Tessa held the cat like a handbag and the technique actually worked—not that she would ever admit to Dillon—and he drew blood from its ear vein with efficient speed.

“Glucose is perfect, which means you’ve got the dose exactly right.” He said as he packed his kit. “You’re a quick study.”

It was such a small thing. Four words, delivered without fanfare.

She wasn’t prepared for how much it meant to her. “Why, thank you,” she replied warmly.

He tipped his hat and headed for his truck. “I’ll see you next Thursday. And don’t you dare buy me a man purse.”

“No promises,” she called after him.

That afternoon, Tessa stood reluctantly in front of Mick's woodworking shop.

She hadn't been in here since Mick’s death. It had never occurred to her in all that time to ask Fern what she'd done with Mick's tools. He'd had an elaborate setup with lathes, table saws, drill presses, and every hand tool known to man.

She'd walked past the padlocked door a dozen times since she and Makayla moved int and had averted her eyes every single time. Her grief counselor after the fire had warned her that losing a spouse was a wound that never healed, and she shouldn't expect that pain ever to go away. It hadn't. But it had taken a back seat to the daily routine as life inexorably went on.

It was time to face this final demon. She couldn’t find any other spot perfect for the last wedding gown’s photo shoot, and at the end of the day, it was just a wood shop. She could do this.

She took a deep breath and turned the key.

Mick had installed a pair of skylights in the roof that poured in plentiful natural light. While he’d worked in one sunbeam, painstakingly carving a piece of wood, she'd loved to sit in the other sunbeam in his goofy beanbag chair and read until she got sleepy. Then she'd do her best cat imitation, curling up in the beanbag for a nap.

It was those twin sunbeams that finally convinced her to face this place. The final dress in Charlotte's collection was the twin of the stunning white silk gown Tessa had photographed at Jenna’s ranch. The first dress had been completely unadorned, with a striking off-the-shoulder mermaid profile with a sweeping train. The last dress was the exact same gown but made entirely of lace. Tessa had no idea how many hours Charlotte had spent hand beading it, but the entirety of the gown was encrusted with thousands of faceted crystals. It would sparkle like a diamond in direct sunlight. The shop was paneled with reclaimed wood from a traditional red barn, a mix of bare wood and faded streaks of red. Its rustic texture would be the perfect counterpoint to the extreme refinement of the magnificent gown.

The shop’s smell hit her first. Sawdust, linseed oil, and mixed aromas of cedar resin, oak tannin, musky walnut, and of course, the Christmas tree scent of pine. One entire wall was taken up by long shelves of boards, carefully sorted and stacked.
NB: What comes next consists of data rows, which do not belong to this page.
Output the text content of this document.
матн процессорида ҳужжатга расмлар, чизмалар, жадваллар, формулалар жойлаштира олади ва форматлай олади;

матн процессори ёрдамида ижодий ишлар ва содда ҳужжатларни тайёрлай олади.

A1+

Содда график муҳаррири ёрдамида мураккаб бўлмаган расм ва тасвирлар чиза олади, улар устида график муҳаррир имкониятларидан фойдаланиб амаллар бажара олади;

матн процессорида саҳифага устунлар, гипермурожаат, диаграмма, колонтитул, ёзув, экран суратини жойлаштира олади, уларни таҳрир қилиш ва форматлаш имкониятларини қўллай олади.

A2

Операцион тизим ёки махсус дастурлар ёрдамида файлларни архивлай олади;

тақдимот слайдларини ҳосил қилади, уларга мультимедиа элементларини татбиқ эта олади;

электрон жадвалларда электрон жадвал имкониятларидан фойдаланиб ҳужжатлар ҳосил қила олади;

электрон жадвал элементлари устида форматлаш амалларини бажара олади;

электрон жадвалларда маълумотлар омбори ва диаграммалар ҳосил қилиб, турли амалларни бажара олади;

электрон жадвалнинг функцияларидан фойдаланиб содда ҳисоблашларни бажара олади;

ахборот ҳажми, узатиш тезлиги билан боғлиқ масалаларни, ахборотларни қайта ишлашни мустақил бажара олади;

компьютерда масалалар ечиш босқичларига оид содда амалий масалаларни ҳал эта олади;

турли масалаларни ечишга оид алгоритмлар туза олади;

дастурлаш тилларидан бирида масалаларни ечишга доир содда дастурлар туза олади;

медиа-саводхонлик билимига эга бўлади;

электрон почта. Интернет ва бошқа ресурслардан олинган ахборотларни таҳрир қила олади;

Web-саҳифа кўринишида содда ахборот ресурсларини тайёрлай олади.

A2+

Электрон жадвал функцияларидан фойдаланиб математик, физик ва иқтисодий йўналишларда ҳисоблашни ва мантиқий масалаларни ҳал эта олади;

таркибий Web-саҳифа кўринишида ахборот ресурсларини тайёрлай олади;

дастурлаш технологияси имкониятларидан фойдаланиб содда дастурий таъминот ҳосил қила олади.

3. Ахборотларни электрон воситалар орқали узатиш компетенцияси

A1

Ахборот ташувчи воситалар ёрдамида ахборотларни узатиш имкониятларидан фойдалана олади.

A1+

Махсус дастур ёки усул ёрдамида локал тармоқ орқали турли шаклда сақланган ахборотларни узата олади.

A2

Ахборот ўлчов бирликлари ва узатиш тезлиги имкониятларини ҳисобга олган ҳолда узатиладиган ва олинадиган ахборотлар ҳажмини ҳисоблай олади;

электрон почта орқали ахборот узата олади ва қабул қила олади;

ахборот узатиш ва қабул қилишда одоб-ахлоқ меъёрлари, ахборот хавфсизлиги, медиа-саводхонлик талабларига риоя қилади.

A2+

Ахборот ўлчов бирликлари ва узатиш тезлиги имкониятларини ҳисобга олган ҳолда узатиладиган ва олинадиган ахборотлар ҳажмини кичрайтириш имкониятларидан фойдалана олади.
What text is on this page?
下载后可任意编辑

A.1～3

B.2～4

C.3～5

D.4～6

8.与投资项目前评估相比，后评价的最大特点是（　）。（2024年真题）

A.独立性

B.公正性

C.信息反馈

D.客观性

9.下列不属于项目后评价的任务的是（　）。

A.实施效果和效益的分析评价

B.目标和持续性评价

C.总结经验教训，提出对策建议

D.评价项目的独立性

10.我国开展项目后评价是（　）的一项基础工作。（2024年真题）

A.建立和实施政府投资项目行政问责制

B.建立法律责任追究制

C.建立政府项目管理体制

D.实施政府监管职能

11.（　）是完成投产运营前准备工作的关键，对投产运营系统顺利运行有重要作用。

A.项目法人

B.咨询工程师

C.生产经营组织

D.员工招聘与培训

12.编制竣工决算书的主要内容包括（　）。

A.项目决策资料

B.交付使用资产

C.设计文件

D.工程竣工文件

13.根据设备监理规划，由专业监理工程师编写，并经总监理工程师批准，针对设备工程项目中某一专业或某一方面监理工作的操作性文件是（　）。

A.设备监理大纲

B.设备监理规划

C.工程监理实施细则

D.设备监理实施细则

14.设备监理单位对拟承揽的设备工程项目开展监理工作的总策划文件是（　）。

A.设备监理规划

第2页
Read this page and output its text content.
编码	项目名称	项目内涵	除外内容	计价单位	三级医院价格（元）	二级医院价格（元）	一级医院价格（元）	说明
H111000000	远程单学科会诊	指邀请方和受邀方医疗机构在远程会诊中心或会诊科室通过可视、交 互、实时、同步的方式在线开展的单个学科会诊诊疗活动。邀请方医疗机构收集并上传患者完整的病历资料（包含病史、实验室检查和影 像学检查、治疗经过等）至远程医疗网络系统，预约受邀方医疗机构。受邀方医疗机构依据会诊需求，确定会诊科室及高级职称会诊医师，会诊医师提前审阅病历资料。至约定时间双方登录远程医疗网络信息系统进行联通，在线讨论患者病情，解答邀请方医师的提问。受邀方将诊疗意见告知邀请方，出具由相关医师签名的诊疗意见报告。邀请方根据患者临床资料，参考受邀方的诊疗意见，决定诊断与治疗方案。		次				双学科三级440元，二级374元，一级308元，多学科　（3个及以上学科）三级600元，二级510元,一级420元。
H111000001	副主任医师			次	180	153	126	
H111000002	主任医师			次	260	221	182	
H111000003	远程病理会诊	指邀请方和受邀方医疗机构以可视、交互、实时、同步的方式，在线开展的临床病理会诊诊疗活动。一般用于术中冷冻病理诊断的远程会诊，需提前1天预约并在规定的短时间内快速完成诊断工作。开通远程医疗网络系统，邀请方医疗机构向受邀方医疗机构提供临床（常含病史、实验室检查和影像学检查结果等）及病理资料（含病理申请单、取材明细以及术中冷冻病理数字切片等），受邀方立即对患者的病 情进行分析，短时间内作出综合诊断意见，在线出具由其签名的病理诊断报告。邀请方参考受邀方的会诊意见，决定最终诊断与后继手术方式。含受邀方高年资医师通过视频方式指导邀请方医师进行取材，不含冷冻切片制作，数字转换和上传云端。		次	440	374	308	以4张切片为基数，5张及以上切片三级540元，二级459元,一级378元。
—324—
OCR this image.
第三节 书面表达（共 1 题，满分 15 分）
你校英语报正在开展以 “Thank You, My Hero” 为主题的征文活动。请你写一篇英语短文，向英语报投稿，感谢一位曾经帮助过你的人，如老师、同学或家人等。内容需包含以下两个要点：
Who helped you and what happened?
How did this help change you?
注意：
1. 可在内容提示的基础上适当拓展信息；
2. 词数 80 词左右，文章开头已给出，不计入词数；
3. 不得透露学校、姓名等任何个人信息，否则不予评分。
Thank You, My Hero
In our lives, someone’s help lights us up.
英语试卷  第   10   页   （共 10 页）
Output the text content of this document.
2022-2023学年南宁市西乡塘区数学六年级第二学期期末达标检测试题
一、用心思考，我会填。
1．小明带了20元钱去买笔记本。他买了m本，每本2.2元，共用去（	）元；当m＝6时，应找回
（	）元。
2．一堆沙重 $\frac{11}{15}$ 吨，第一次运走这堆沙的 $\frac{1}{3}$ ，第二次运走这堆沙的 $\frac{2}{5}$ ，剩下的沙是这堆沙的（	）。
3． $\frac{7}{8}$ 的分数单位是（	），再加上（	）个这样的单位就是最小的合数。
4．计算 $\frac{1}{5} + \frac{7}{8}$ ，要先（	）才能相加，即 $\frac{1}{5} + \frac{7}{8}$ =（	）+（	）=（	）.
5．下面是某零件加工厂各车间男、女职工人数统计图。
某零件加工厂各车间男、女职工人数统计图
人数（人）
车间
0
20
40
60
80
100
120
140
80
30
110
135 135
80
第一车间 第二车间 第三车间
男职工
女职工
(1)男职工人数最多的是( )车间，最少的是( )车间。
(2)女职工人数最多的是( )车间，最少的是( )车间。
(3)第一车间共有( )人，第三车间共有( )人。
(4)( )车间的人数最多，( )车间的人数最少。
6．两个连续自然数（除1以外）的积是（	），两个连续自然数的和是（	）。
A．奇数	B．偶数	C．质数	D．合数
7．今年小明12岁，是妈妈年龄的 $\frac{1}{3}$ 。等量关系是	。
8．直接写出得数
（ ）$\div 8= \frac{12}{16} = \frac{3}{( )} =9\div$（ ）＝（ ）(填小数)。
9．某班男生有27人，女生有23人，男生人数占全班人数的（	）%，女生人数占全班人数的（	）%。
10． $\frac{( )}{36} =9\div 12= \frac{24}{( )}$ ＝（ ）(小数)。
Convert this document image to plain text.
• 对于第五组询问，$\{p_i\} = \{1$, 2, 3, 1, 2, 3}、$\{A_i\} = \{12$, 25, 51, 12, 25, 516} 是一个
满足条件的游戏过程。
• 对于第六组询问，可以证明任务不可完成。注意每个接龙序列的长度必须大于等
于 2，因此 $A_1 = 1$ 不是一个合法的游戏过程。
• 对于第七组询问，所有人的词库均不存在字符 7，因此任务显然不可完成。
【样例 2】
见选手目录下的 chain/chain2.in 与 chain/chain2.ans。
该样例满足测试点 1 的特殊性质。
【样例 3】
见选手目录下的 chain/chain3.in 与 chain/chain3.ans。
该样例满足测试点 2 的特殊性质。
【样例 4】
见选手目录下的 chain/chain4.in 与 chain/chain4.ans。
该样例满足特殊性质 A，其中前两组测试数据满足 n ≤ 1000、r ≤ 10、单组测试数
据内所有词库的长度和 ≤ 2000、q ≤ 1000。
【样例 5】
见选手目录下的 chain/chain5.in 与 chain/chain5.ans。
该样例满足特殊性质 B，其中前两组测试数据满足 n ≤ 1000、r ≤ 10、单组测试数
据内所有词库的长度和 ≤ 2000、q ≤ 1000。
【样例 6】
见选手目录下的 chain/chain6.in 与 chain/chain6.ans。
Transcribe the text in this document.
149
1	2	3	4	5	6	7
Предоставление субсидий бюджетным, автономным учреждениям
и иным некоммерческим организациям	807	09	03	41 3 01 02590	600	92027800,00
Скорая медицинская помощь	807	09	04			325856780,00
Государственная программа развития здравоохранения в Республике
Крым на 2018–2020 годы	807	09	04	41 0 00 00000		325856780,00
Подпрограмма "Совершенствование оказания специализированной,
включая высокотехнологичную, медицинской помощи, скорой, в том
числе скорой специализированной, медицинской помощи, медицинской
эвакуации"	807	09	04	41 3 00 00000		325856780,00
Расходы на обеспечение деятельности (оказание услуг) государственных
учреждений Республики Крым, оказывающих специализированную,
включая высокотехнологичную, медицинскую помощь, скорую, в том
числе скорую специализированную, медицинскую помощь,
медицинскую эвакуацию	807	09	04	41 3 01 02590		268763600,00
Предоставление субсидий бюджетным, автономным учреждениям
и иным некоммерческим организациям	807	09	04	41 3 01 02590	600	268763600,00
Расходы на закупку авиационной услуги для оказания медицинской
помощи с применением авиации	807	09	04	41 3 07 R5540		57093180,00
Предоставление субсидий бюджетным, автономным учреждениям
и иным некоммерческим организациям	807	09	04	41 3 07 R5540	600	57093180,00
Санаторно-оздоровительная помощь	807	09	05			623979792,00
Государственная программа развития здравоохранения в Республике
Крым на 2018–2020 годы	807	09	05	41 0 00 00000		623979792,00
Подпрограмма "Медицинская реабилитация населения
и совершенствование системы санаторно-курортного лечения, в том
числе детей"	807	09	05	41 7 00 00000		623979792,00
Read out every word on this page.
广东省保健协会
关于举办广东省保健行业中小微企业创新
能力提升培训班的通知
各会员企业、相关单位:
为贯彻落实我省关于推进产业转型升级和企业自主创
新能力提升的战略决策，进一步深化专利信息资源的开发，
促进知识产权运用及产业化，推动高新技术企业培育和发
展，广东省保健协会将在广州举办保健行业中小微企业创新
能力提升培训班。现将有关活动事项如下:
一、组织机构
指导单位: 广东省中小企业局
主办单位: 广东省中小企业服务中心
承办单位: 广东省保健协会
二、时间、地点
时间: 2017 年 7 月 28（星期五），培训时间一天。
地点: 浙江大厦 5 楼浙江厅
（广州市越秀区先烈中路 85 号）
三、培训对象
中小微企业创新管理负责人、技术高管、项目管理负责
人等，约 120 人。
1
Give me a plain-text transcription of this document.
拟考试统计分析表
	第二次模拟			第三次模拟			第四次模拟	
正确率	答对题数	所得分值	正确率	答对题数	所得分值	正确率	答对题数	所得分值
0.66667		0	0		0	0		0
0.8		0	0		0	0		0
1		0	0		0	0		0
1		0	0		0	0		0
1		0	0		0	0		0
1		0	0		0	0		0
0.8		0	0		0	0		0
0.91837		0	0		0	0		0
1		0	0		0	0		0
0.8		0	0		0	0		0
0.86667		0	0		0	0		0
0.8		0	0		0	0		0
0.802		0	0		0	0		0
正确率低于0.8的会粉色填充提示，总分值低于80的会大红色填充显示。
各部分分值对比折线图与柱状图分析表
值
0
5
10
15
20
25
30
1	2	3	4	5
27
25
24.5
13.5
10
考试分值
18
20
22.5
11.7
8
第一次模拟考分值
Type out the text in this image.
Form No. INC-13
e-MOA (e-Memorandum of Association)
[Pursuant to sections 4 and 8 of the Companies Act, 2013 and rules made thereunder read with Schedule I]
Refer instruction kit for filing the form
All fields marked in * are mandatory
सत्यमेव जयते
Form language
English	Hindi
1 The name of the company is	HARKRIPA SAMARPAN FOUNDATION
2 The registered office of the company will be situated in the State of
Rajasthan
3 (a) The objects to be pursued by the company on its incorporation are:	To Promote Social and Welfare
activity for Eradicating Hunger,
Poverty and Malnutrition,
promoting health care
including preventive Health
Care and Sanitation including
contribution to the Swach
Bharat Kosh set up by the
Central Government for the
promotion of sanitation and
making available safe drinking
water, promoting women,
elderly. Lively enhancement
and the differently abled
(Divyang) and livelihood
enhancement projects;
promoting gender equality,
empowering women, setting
The air was cold and still, as if time itself had stopped the last time Mick closed the door behind him and left this place.

Fern had told her Mick was out here the day of the Shoemacher fire working on a secret anniversary present of some kind for Tessa when the call had gone out to Cobbler Cove's volunteer fire fighters.

The sunlight was as magnificent as she remembered, creating a glorious column of light in front of the old barn wood wall. It was perfect. Charlotte's dress would glow like it was lit from within.

Her attention strayed back to the shop. Mick's tools hung on the pegboard wall exactly where he'd left them, each one outlined in black marker on the board so he'd know where everything went. Chisels, planes, hand saws, clamps of every size were coated in a thick layer of dust but were still organized with precision on the wall. Mick had respected his tools and treated them like old friends.